Oswald Wiener II

 Lieber Dieter, lieber Walther, 


schon länger habe ich mir vorgenommen, einmal meine Gedanken zu einer Lesung von Oswalds Buch im Axbax schriftlich zu konkretisieren. Und wer gackert, muss auch legen. 

Ich möchte vom Kern her beginnen: eine Lesung ist für mich ein Moment der gemeinschaftlichen Aufmerksamkeitslenkung. Im Vordergrund steht die mündlich verkörperte Schriftsprache des Autoren. Hierbei passieren zwangsläufig "Übersetzungen" und "Korrekturen" durch den Vorleser. Der Autor wird sie nicht immer lieben können. Wird sogar mit der zuckerglasierenden Rauhheit der (Schauspieler-)Stimme konfrontiert sein, die ggf. die Rhetorik des Textes noch weiter hintertreibt. Aber damit wird er leben müssen. Er kann sich ja im nachhinnein (oder währenddessen?) um Richtigstellung bemühen, wenn alle ihn mit Fragen löchern.

Genauso wichtig ist allerdings die Peripherie: Darf geraschelt und gezapft werden, währenddesen? Wie ist der Einlass organisiert? Wer wird eingeladen? Zu welchem Preis? Wer wird wie "von der Straße" dazugeholt? Gibt es pausen? Wie ist die Sitzordnung? Wer redet wann wie viel? Und wo sitzt eigentlich der Autor in dem ganzen Wimmelbild? Es wäre schön, wenn diese Peripherie (man kennt es von Veranstaltungen, bei denen jemand ein Kind dabei hat, oder ein Nilpferd) immer wieder auf den Kern übergreift und die Kommensurabilität der Literatur stört.

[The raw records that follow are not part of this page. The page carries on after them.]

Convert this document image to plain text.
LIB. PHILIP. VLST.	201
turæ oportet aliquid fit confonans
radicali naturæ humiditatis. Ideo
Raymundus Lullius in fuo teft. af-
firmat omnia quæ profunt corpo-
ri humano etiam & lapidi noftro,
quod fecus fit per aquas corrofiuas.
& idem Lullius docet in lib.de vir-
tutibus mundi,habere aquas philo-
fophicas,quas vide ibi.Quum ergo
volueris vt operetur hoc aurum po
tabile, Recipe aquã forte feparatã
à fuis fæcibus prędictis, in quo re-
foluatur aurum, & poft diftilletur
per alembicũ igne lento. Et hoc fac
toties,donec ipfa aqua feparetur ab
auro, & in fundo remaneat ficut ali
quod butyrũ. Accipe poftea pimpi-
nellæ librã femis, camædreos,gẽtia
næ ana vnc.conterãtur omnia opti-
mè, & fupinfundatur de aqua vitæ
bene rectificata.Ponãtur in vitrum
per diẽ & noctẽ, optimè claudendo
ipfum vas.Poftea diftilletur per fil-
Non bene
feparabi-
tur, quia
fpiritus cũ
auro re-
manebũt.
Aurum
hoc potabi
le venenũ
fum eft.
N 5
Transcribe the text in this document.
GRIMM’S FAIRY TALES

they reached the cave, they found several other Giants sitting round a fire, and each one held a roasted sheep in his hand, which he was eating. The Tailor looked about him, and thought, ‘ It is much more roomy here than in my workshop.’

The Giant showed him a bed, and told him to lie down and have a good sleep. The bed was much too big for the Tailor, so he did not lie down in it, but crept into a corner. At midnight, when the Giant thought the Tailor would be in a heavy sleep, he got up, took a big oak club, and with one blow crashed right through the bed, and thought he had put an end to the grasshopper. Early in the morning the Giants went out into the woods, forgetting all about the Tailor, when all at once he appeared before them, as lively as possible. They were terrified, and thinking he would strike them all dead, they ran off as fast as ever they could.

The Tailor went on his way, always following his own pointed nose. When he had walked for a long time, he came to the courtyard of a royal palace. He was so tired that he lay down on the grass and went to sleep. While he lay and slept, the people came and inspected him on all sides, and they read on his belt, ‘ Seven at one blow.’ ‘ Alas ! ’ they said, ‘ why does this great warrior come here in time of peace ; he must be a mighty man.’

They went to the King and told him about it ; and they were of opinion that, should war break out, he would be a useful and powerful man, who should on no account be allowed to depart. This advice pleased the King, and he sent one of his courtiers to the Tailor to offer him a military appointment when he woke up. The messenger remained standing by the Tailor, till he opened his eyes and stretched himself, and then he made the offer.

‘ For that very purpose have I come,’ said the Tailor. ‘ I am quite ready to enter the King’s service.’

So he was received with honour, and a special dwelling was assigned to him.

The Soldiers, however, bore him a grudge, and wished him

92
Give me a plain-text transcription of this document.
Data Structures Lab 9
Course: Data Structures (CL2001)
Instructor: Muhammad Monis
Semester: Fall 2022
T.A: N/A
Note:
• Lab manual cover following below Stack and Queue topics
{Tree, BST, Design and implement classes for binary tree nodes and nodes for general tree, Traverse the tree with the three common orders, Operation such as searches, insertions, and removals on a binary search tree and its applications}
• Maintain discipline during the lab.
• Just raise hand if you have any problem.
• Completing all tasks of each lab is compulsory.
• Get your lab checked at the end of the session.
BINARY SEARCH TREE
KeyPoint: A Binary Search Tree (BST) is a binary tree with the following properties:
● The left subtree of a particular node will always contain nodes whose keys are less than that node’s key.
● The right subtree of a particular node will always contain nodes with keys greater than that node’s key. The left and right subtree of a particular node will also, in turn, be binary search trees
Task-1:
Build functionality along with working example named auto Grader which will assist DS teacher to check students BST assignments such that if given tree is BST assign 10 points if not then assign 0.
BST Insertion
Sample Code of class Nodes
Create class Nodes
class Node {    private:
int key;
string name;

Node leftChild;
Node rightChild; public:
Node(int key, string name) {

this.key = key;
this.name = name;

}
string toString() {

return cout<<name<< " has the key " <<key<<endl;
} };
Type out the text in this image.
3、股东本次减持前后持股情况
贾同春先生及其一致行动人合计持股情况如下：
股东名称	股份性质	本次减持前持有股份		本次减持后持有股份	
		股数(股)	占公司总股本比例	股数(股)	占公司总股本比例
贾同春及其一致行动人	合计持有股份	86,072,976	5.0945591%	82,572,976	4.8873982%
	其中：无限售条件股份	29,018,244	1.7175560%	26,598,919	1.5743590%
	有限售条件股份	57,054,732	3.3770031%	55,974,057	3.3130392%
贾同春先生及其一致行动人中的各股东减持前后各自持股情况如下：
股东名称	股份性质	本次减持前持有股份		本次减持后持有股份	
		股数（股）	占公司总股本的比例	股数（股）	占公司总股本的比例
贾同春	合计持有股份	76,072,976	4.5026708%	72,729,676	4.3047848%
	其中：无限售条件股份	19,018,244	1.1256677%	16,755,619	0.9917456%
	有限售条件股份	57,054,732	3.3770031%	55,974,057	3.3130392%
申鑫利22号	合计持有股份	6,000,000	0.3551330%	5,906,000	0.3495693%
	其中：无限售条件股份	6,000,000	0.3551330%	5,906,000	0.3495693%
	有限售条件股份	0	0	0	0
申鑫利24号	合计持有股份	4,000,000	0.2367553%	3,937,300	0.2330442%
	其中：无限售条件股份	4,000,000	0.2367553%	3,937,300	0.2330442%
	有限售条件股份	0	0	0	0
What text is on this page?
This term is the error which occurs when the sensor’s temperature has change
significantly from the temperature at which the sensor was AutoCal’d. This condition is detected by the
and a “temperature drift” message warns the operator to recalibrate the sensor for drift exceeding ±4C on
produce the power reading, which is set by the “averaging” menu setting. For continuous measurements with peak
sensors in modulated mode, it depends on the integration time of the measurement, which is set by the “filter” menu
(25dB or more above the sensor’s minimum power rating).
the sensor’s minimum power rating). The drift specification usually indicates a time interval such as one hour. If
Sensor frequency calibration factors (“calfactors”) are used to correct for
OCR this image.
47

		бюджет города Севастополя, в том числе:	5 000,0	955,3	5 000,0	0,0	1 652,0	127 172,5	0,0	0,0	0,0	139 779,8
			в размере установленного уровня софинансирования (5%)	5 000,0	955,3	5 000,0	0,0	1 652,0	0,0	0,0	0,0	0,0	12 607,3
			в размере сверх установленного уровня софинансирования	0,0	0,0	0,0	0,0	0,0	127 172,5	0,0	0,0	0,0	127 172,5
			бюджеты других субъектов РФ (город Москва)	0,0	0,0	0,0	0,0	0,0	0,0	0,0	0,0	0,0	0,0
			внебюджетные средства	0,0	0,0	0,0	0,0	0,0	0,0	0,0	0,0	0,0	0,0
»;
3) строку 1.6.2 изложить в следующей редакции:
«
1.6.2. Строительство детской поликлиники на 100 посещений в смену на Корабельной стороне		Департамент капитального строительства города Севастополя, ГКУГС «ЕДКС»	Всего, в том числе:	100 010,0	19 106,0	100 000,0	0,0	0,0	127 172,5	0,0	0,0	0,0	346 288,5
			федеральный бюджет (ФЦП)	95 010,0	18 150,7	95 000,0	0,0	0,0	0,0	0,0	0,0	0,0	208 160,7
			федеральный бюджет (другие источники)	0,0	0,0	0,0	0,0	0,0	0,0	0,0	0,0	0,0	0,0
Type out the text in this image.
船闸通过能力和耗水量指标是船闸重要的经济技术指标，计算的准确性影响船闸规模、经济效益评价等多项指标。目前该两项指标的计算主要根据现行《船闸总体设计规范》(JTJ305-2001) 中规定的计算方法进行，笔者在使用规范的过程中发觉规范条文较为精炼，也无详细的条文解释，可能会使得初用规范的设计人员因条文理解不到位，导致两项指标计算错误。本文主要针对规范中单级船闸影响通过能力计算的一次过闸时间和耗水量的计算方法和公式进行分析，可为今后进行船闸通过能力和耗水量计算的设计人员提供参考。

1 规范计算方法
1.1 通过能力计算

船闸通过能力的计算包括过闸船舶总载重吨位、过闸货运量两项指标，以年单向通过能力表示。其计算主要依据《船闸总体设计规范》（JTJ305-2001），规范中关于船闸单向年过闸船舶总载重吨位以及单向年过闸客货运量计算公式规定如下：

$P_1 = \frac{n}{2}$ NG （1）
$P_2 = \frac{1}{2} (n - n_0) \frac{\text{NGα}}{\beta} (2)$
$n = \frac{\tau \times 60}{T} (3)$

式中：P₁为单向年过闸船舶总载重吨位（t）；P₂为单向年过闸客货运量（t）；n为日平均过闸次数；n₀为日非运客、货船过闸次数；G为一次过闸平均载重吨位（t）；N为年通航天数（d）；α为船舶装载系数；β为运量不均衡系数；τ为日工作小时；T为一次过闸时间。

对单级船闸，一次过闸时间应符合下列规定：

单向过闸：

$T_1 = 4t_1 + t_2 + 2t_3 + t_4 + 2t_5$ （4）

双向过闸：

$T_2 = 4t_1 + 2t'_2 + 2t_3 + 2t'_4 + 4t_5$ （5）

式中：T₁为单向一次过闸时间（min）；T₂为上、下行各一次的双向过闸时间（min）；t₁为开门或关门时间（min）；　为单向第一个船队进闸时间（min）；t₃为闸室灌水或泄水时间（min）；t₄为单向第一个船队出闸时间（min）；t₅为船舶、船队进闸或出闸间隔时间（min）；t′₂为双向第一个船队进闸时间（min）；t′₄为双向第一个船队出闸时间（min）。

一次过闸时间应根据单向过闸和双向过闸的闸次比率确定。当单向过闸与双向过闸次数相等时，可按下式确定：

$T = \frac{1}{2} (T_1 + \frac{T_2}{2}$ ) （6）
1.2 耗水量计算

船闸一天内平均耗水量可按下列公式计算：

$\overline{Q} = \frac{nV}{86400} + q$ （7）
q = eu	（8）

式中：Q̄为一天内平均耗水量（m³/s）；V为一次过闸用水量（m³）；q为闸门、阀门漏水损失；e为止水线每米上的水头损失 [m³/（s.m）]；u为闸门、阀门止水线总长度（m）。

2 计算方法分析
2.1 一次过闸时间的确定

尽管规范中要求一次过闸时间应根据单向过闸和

Außerdem gälte es mE nach, sich szenische Handlungen zu suchen, die kaum als solche zu identifizieren sind. Jemand hängt ein Bild auf. Wischt einmal nass durch. Isst inmitte der Mittelklasse-Semiotik einen viel zu fleischigen Döner. Ich setze hier zB auf die wunderbare Jeanette, die ja für vielerlei Späße zu haben ist. Am Eingang sollten Leute mit Hellebarden stehen, ggf im 20er-outfit oder mit Anleihen an Eyes wide shut. Gerne einen schönen (digitalen) Flyer dafür designen und (analoge) Eintrittskarten dafür drucken. Außerdem sollte mE Oswald in einer adäquaten Weise an dem Umsatz des Abends (oder vielleicht ja zwischen 14 und 20h?) beteiligt werden. Er hat es wegen dem Gerichtsverfahren ja gerade bei Gott nicht leicht... 

Ich mach es gerne umsonst. Kann ja damit für mich als freien Dramaturg werben. 

Wegen weiterer Details können wir uns ja mal im kreativen Januar gemütlich im Axbax zusammensetzen. 

Ich freu mich sehr !

Liebe Grüße

Euer 

H. C. A. 







LIT
De Man, Paul. Blindness and insight: Essays in the rhetoric of contemporary criticism. Routledge, 2013.


Barthes, Roland. Die Rauheit der Stimme. na, 1990.